The Theory of Undoing

According to Lewis, the last major project to come out of Kahneman and Tversky’s collaboration was when they pivoted from looking at how people make decisions about the future to how they deal with the past. At the root of this shift were Kahneman’s thoughts about how people avoid feelings of regret, and the mental permutations they go through in order to cope with regret in the present. In their studies, Tversky and Kahneman uncovered a fourth heuristic of the mind, one in which we create alternate realities to avoid the pain of tragedy and frustration.
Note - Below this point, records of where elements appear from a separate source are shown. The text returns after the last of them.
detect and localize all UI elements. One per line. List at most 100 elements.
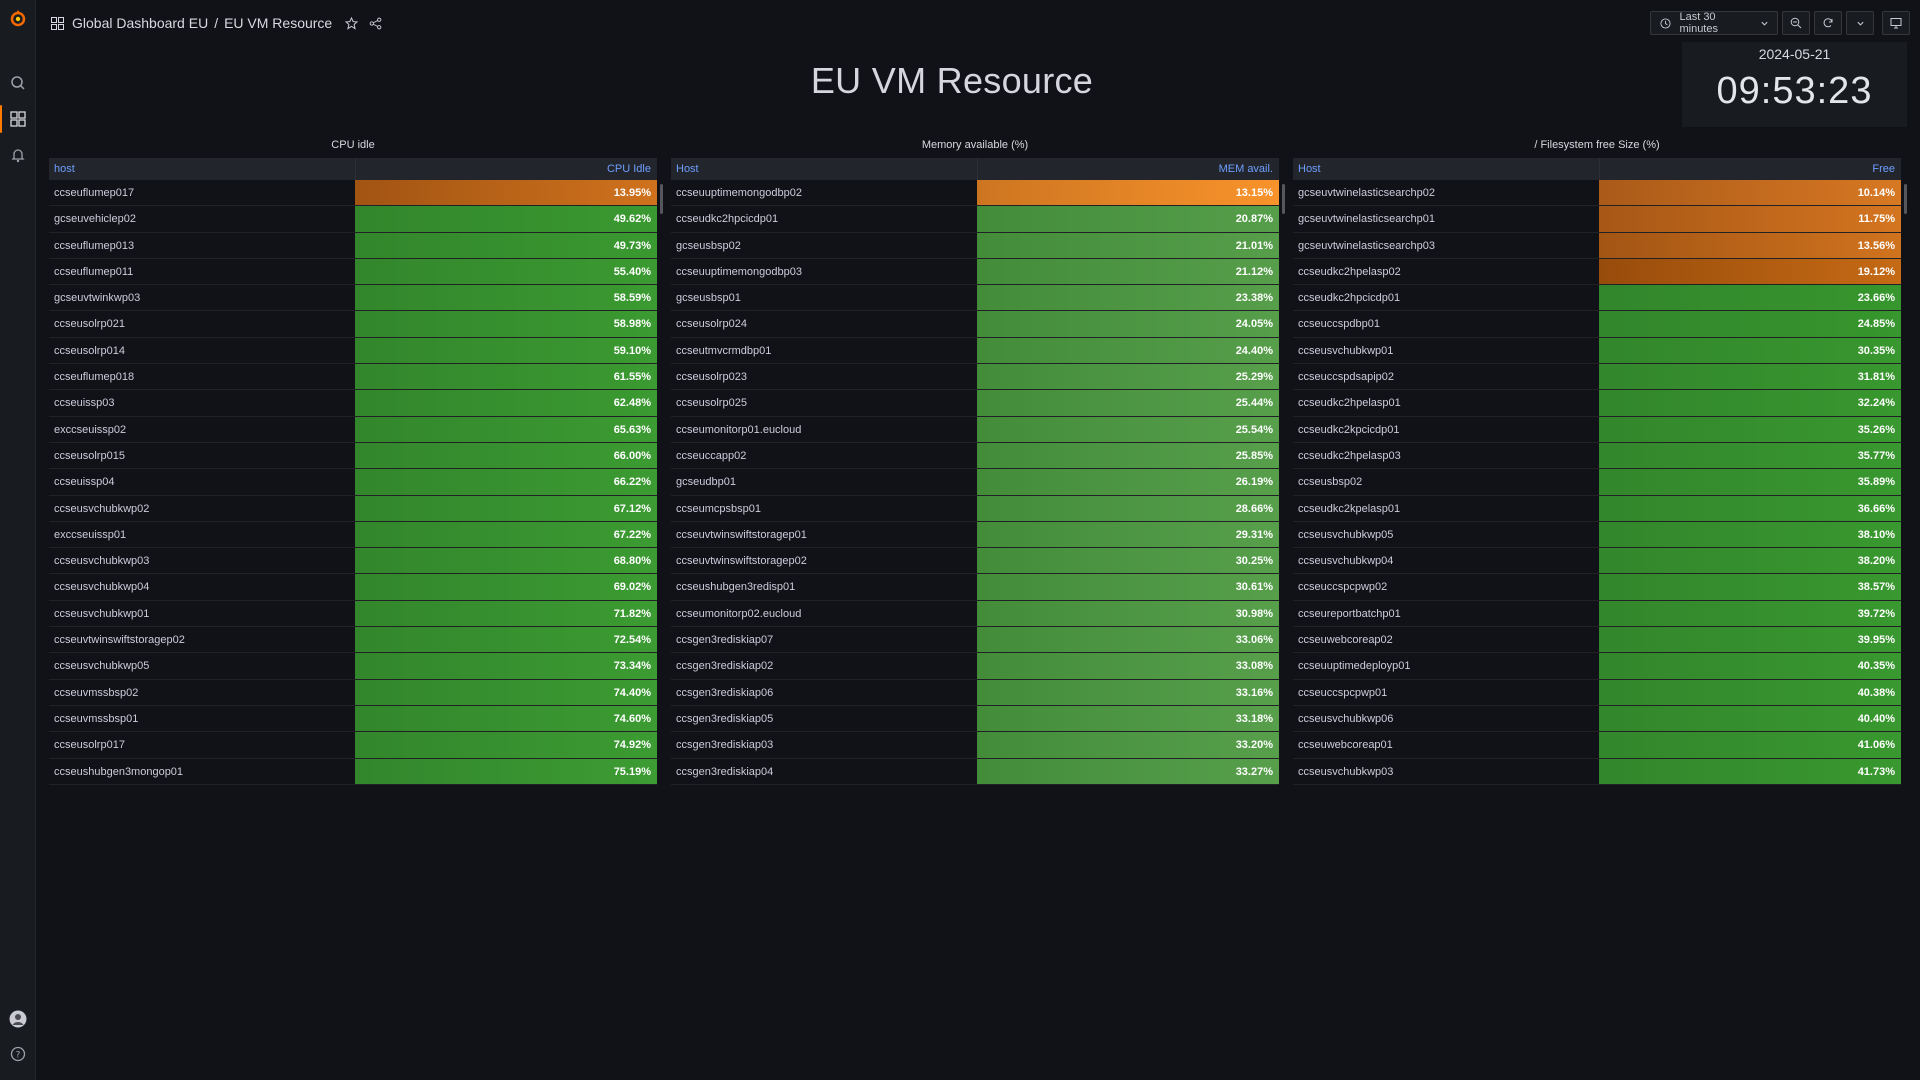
panel-title[interactable]: / Filesystem free Size (%) xyxy=(1293,136,1901,154)
host-cell: ccseushubgen3redisp01 xyxy=(676,581,796,594)
table-row: ccseumonitorp02.eucloud 30.98% xyxy=(671,600,1279,628)
table-row: ccseusbsp02 35.89% xyxy=(1293,469,1901,496)
value-cell: 33.27% xyxy=(977,758,1279,784)
host-cell: gcseusbsp02 xyxy=(676,239,741,252)
column-header-value[interactable]: MEM avail. xyxy=(977,158,1279,180)
clock-panel: 2024-05-21 09:53:23 xyxy=(1682,42,1907,127)
value-cell: 25.85% xyxy=(977,442,1279,469)
host-cell: exccseuissp01 xyxy=(54,528,127,541)
host-cell: ccseuvmssbsp02 xyxy=(54,686,139,699)
value-cell: 20.87% xyxy=(977,206,1279,232)
table-row: ccseuflumep011 55.40% xyxy=(49,258,657,286)
scrollbar[interactable] xyxy=(660,184,663,214)
host-cell: ccseumonitorp02.eucloud xyxy=(676,607,802,620)
table-row: ccseumonitorp01.eucloud 25.54% xyxy=(671,416,1279,443)
host-cell: ccseusolrp021 xyxy=(54,318,125,331)
breadcrumb-dashboard-title[interactable]: EU VM Resource xyxy=(224,15,332,31)
table-row: ccseusvchubkwp01 71.82% xyxy=(49,600,657,628)
value-cell: 58.59% xyxy=(355,285,657,311)
host-cell: ccseusolrp017 xyxy=(54,739,125,752)
host-cell: gcseuvehiclep02 xyxy=(54,213,136,226)
column-header-host[interactable]: host xyxy=(49,158,355,180)
column-header-value[interactable]: Free xyxy=(1599,158,1901,180)
table-row: ccsgen3rediskiap03 33.20% xyxy=(671,732,1279,759)
filesystem-free-panel: / Filesystem free Size (%) Host Free gcs… xyxy=(1293,136,1907,786)
host-cell: ccseusolrp023 xyxy=(676,371,747,384)
panel-title[interactable]: Memory available (%) xyxy=(671,136,1279,154)
value-cell: 71.82% xyxy=(355,600,657,627)
tv-mode-button[interactable] xyxy=(1882,11,1910,35)
host-cell: ccseusvchubkwp02 xyxy=(54,502,150,515)
toolbar-right: Last 30 minutes xyxy=(1650,11,1910,35)
refresh-button[interactable] xyxy=(1814,11,1842,35)
dashboards-icon[interactable] xyxy=(6,107,30,131)
table-row: ccseuvtwinswiftstoragep01 29.31% xyxy=(671,521,1279,549)
table-row: ccsgen3rediskiap04 33.27% xyxy=(671,758,1279,785)
scrollbar[interactable] xyxy=(1282,184,1285,214)
table-row: ccseushubgen3mongop01 75.19% xyxy=(49,758,657,785)
value-cell: 33.20% xyxy=(977,732,1279,758)
table-row: ccseudkc2kpcicdp01 35.26% xyxy=(1293,416,1901,443)
column-header-value[interactable]: CPU Idle xyxy=(355,158,657,180)
value-cell: 40.35% xyxy=(1599,653,1901,679)
help-icon[interactable]: ? xyxy=(6,1042,30,1066)
host-cell: ccseusolrp015 xyxy=(54,449,125,462)
value-cell: 69.02% xyxy=(355,574,657,600)
alerting-bell-icon[interactable] xyxy=(6,143,30,167)
star-icon[interactable] xyxy=(342,14,360,32)
host-cell: ccseusolrp014 xyxy=(54,344,125,357)
host-cell: ccseuuptimemongodbp03 xyxy=(676,265,802,278)
value-cell: 49.73% xyxy=(355,232,657,258)
column-header-host[interactable]: Host xyxy=(1293,158,1599,180)
value-cell: 38.10% xyxy=(1599,521,1901,548)
host-cell: ccseuwebcoreap01 xyxy=(1298,739,1393,752)
table-row: ccseusolrp021 58.98% xyxy=(49,311,657,338)
host-cell: ccseuccapp02 xyxy=(676,449,747,462)
table-row: ccseuissp03 62.48% xyxy=(49,390,657,417)
host-cell: ccseudkc2kpelasp01 xyxy=(1298,502,1401,515)
value-cell: 25.29% xyxy=(977,364,1279,390)
table-row: ccseuuptimedeployp01 40.35% xyxy=(1293,653,1901,680)
grafana-logo-icon[interactable] xyxy=(6,6,30,30)
table-row: exccseuissp01 67.22% xyxy=(49,521,657,549)
refresh-interval-dropdown[interactable] xyxy=(1846,11,1874,35)
table-row: exccseuissp02 65.63% xyxy=(49,416,657,443)
chevron-down-icon xyxy=(1757,14,1773,32)
value-cell: 72.54% xyxy=(355,627,657,653)
value-cell: 30.61% xyxy=(977,574,1279,600)
breadcrumb-folder-link[interactable]: Global Dashboard EU xyxy=(72,15,208,31)
value-cell: 74.40% xyxy=(355,679,657,705)
value-cell: 21.01% xyxy=(977,232,1279,258)
host-cell: ccseudkc2hpcicdp01 xyxy=(676,213,779,226)
table-row: gcseuvtwinelasticsearchp02 10.14% xyxy=(1293,180,1901,207)
refresh-icon xyxy=(1819,14,1837,32)
active-nav-indicator xyxy=(0,105,2,133)
host-cell: ccseuflumep013 xyxy=(54,239,135,252)
value-cell: 24.40% xyxy=(977,337,1279,364)
value-cell: 35.89% xyxy=(1599,469,1901,495)
share-icon[interactable] xyxy=(366,14,384,32)
host-cell: ccseudkc2hpcicdp01 xyxy=(1298,292,1401,305)
time-range-picker[interactable]: Last 30 minutes xyxy=(1650,11,1778,35)
value-cell: 30.35% xyxy=(1599,337,1901,364)
dashboard-grid-icon xyxy=(48,14,66,32)
value-cell: 23.66% xyxy=(1599,285,1901,311)
host-cell: ccseuccspcpwp01 xyxy=(1298,686,1388,699)
search-icon[interactable] xyxy=(6,71,30,95)
table-row: ccseudkc2hpelasp02 19.12% xyxy=(1293,258,1901,286)
host-cell: ccseuwebcoreap02 xyxy=(1298,634,1393,647)
host-cell: ccseusvchubkwp05 xyxy=(1298,528,1394,541)
host-cell: gcseusbsp01 xyxy=(676,292,741,305)
value-cell: 58.98% xyxy=(355,311,657,337)
value-cell: 61.55% xyxy=(355,364,657,390)
zoom-out-button[interactable] xyxy=(1782,11,1810,35)
user-avatar-icon[interactable] xyxy=(6,1007,30,1031)
scrollbar[interactable] xyxy=(1904,184,1907,214)
svg-text:?: ? xyxy=(16,1051,21,1061)
value-cell: 33.06% xyxy=(977,627,1279,653)
table-row: gcseuvtwinelasticsearchp01 11.75% xyxy=(1293,206,1901,233)
panel-title[interactable]: CPU idle xyxy=(49,136,657,154)
table-row: ccseuissp04 66.22% xyxy=(49,469,657,496)
column-header-host[interactable]: Host xyxy=(671,158,977,180)
host-cell: ccseudkc2hpelasp02 xyxy=(1298,265,1401,278)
Lewis says they named their new mental model the simulation heuristic, referring to the power of “what might have been” to cloud present-day judgments and decision-making. Imagining an alternate, happier life offers a temporary salve to feelings of sorrow, but it also contaminates our perception of reality by evoking feelings of envy and regret for paths not taken.

Dwelling on the Past vs. Living in the Present

Many wellness experts warn against the dangers of engaging the simulation heuristic; instead, they espouse living in the moment as a balm for anxiety and depression. In The Power of Now, Eckhart Tolle explains that ruminating on the past leads to resentment and bitterness, while accepting the highs and lows of the present allows you to face them without wishing them away.

This thought is echoed in Radical Acceptance by psychologist Tara Brach, who says the stories we create to undo our frustrations are unhealthy coping mechanisms that only lead to us feeling unworthy and unhappy. She argues that accepting the present as it is allows us to recognize our reality and treat ourselves with compassion.

Kahneman and Tversky suggested that these “might have been” fantasies use counterfactual emotions to cover up uncomfortable realities. Lewis explains that the strength of those emotions depends on how close the alternate reality is to the present. For example, imagining a different career choice made 20 years ago carries less emotional weight than imagining you made a different choice yesterday. What also determines the strength of counterfactual feelings is how realistic and desirable the alternate reality seems. For example, imagining that you could have dealt with a problem at work more gracefully engenders stronger feelings than imagining you could’ve avoided the issue by spending the last 10 years as a beachcomber.

(Shortform note: The feelings aroused by missed opportunities may become even more harmful as we age. Research has shown that letting go of what might have been leads to better mental health later in life. In The Power of Positive Thinking, Norman Peale recommends creating a daily ritual to move on from whatever mistakes you might have made.)

Kahneman dubbed the process of rewriting painful events “undoing,” which he interpreted as a coping mechanism to deal with life’s infinite possibilities. Lewis states that in their research, Kahneman and Tversky established four rules the mind follows when undoing the past:

  1. The more separate events we have to undo at once, the less likely we are to do so.
  2. The farther events retreat into the past, the harder they become to undo.
  3. In undoing, we imagine a person making a different choice, and not merely a different random circumstance.
  4. In undoing an event, we tend to disregard any unexpected aspect of what occurred.

Because of the process of undoing, Tversky observed that for the mind, reality isn’t fixed. Instead, it’s a haze of possibilities. (Shortform note: Further work on the process of undoing was continued by Kahneman’s colleague Barbara Fredrickson, who revealed that positive emotions can undo the physiological effects of negative emotions. However, a later study by Melissa Falkenstern showed that the cognitive effects of negative emotions aren't as easily undone.)